The school accommodates all SEND in line with the Equality Act 2010 and provision is available for all four areas of need outlined in the 2014 SEND Code of Practice.
The types of SEN the school caters for include;
1) Speech, Language, Communication
2) Learning, cognition
3) Social, Emotional, Mental Health Difficulties
4) Physical, Sensory
Below is a glossary of the most common SEN terms.
ADD: Attention Deficit Disorder
ADHD: Attention Deficit & Hyperactivity Disorder
ASD: Autistic Spectrum Disorder
BESD: Behavioural Emotional & Social Difficulties changed to
EMH: Emotional and Mental Health
HI: Hearing Impairment
MLD: Moderate Learning Difficulty
PS: Physical, Sensory
SEMHD: Social, Emotional, Mental Health Difficulties
SEN: Special Educational Needs
SEND: Special Educational Needs & Disability
SENCo: Special Educational Needs Co-ordinator
SLCN: Speech, Language, Communication Needs
SpLD: Specific Learning Difficulty
VI: Visual Impairment
2. How do we know if your child needs extra help and what should you do if you think your child may have special educational needs and/or disabilities?
Our school will know when pupils need help if:
concerns are raised by parents/carers, teachers or the child
if limited progress is being made
if there is a change in the child’s behaviour or progress.
The primary contact is your child’s class teacher who will monitor to ensure that children are making progress and meeting age related expectations through apt assessment. Mrs Rushton is the Inclusion Manager at Hillside Primary.
3. How will early year’s staff support your child?
They will ensure that there are:
Apt, differentiated activities that engage all children, factoring in their interests and needs.
A range of indoor and outdoor learning environments will foster love of learning early, and begin to develop the individual.
A daily dialogue with parents / carers to ensure child is well supported.
Regular progress checks to ensure that children are meeting age related expectations.
Passports to learning (previously IEP’s) will be devised if a child needs additional SMART targets to ensure that they are supported well and able to demonstrate progress which will be shared with parents / carers.
All staff are to have the highest available training in order to deliver high quality first teaching at all times, with relevant planning and assessment links to the EYFS profile.
SEND Policy to be followed within class as necessary at all times.
4. How will the curriculum be matched to your child’s needs?
Class teachers will all deliver high quality first teaching and hold high expectations of children in order to ensure that all needs are met.
Teaching will be based on building upon what your child already knows through the utilisation of an enquiry based curriculum (Learning Challenge Curriculum) that starts with children’s interests.
Teachers then plan to meet the needs of individuals /classes/cohorts in line with their interests and the National Curriculum, adopting differing teaching styles / activities to encompass all learners, including those who may need additional practical or visual resources.

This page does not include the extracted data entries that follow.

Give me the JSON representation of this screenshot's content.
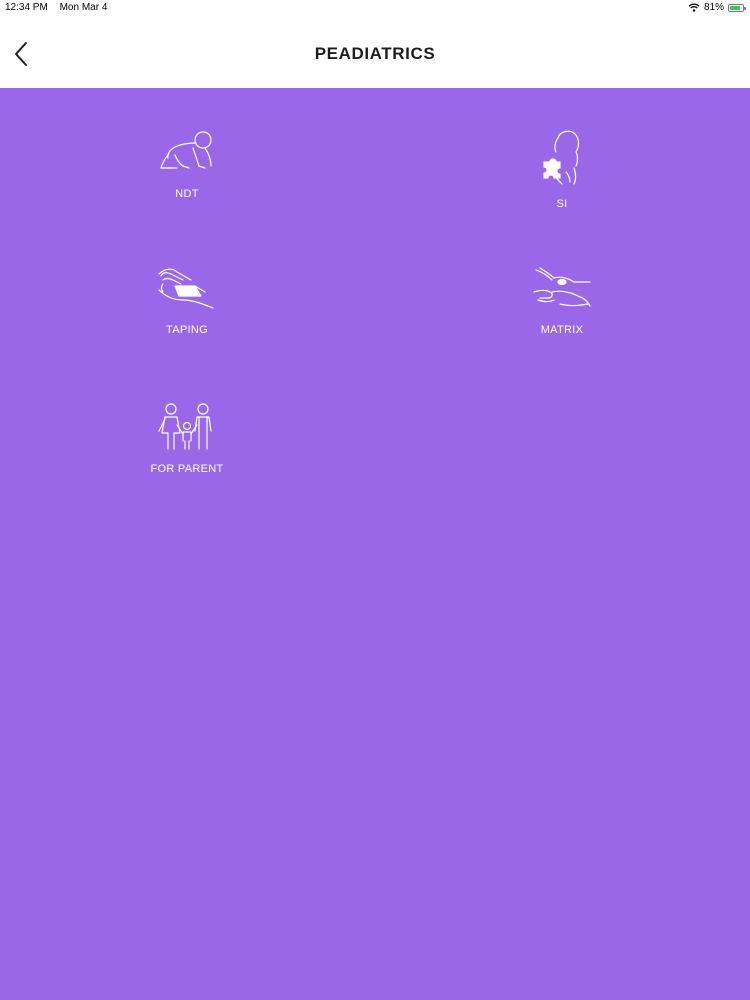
{
  "status_bar": {
    "time": "12:34 PM",
    "date": "Mon Mar 4",
    "battery_percent": "81%",
    "battery_level": 0.81
  },
  "header": {
    "title": "PEADIATRICS",
    "back_icon": "chevron-left-icon"
  },
  "menu": {
    "items": [
      {
        "label": "NDT",
        "icon": "crawling-baby-icon"
      },
      {
        "label": "SI",
        "icon": "puzzle-head-icon"
      },
      {
        "label": "TAPING",
        "icon": "taping-hand-icon"
      },
      {
        "label": "MATRIX",
        "icon": "matrix-hands-icon"
      },
      {
        "label": "FOR PARENT",
        "icon": "family-icon"
      }
    ]
  },
  "colors": {
    "background": "#9a67e8",
    "header_background": "#ffffff",
    "icon_and_label": "#ffffff"
  }
}
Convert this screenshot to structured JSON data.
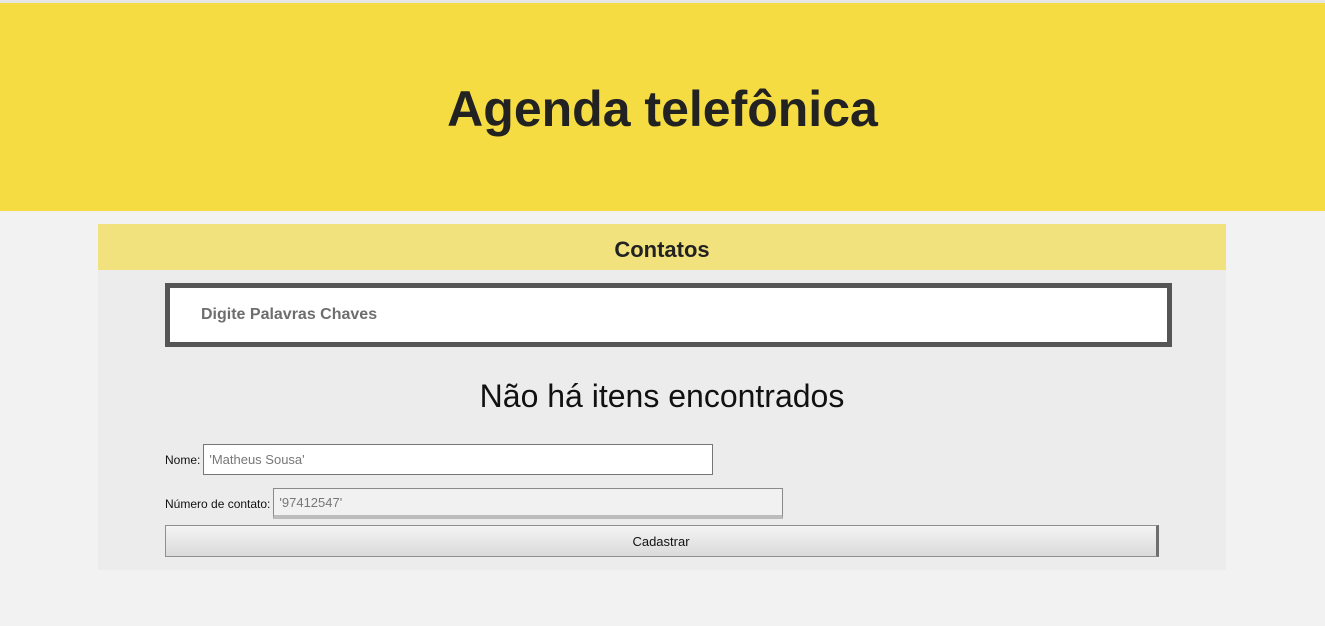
{
  "header": {
    "title": "Agenda telefônica"
  },
  "contacts_panel": {
    "title": "Contatos",
    "search": {
      "placeholder": "Digite Palavras Chaves",
      "value": ""
    },
    "empty_message": "Não há itens encontrados"
  },
  "form": {
    "name_label": "Nome:",
    "name_placeholder": "'Matheus Sousa'",
    "name_value": "",
    "phone_label": "Número de contato:",
    "phone_placeholder": "'97412547'",
    "phone_value": "",
    "submit_label": "Cadastrar"
  },
  "colors": {
    "header_bg": "#f5dc43",
    "panel_title_bg": "#f2e27e",
    "panel_bg": "#ececec",
    "page_bg": "#f2f2f2",
    "search_border": "#555555"
  }
}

Specific strategies may be employed (as suggested by Inclusion Managere or outside agencies) to support learning.
Progress will be reviewed and identified gaps in learning or understanding will be met through additional support or intervention as necessary.
Depending on your child’s needs they may access one or more of the following types of support with their learning:
Targeted small group work:
This group work, often called intervention group work, may be
Delivered in the classroom or outside in a quiet area.
Delivered by a teacher or most often a Learning Support Assistant who has had training to deliver this type of intervention learning.
School based Special Educational Needs & Disabilities support
(which means your child has been identified by the class teacher as needing some extra support in school in addition to intervention group work)
For your child this would mean:
Your child will have a Passport to Learning (previously an IEP).
He/ She will engage in individual work and/or group sessions with specific targets to help him/her to make more progress. Supported by the Teacher or Teaching Assistant.
This type of support is available for any child who has specific gaps in their understanding of a subject/area of learning.
Specialist SEND support
(which means that your child has been identified by the class teacher/Inclusion Manager as needing some extra specialist support in school from a professional outside of the school (of less than 20 hours in school). This may be from:
Local Authority central services such as the ASD Outreach Team or Sensory Service ( for students with a hearing or visual need)
Outside agencies such as the Speech and Language therapy Service or the Early Years Speech and Language Therapy Service (SALT or EYSLES).
For your child this would mean:
Your child will have been identified by the class teacher/Inclusion Manager (or you will have raised your concerns) as needing more specialist input instead of, or in addition to, quality first teaching, School Action provision and intervention groups.
You will be asked to come to a meeting to discuss your child’s progress and help plan possible ways forward to aid their progress.
You may be asked to give your permission for the school to refer your child to a specialist professional e.g. a Speech and Language Therapist or Educational Psychologist. This will help the school and yourself understand your child’s particular needs better and be able to support them better in school.
The specialist professional will work with your child to understand their needs and make recommendations, which may include:
Making changes to the way your child is supported in class e.g some individual support or changing some aspects of teaching to support them better
Support to set better targets which will include their specific expertise
A group delivered by school staff under the guidance of the outside professional e.g. a social skills group
A piece of group or individual work with an outside professional
The school may suggest that your child needs some individual support in school. School will discuss with you how the support will be used and what strategies will be put in place.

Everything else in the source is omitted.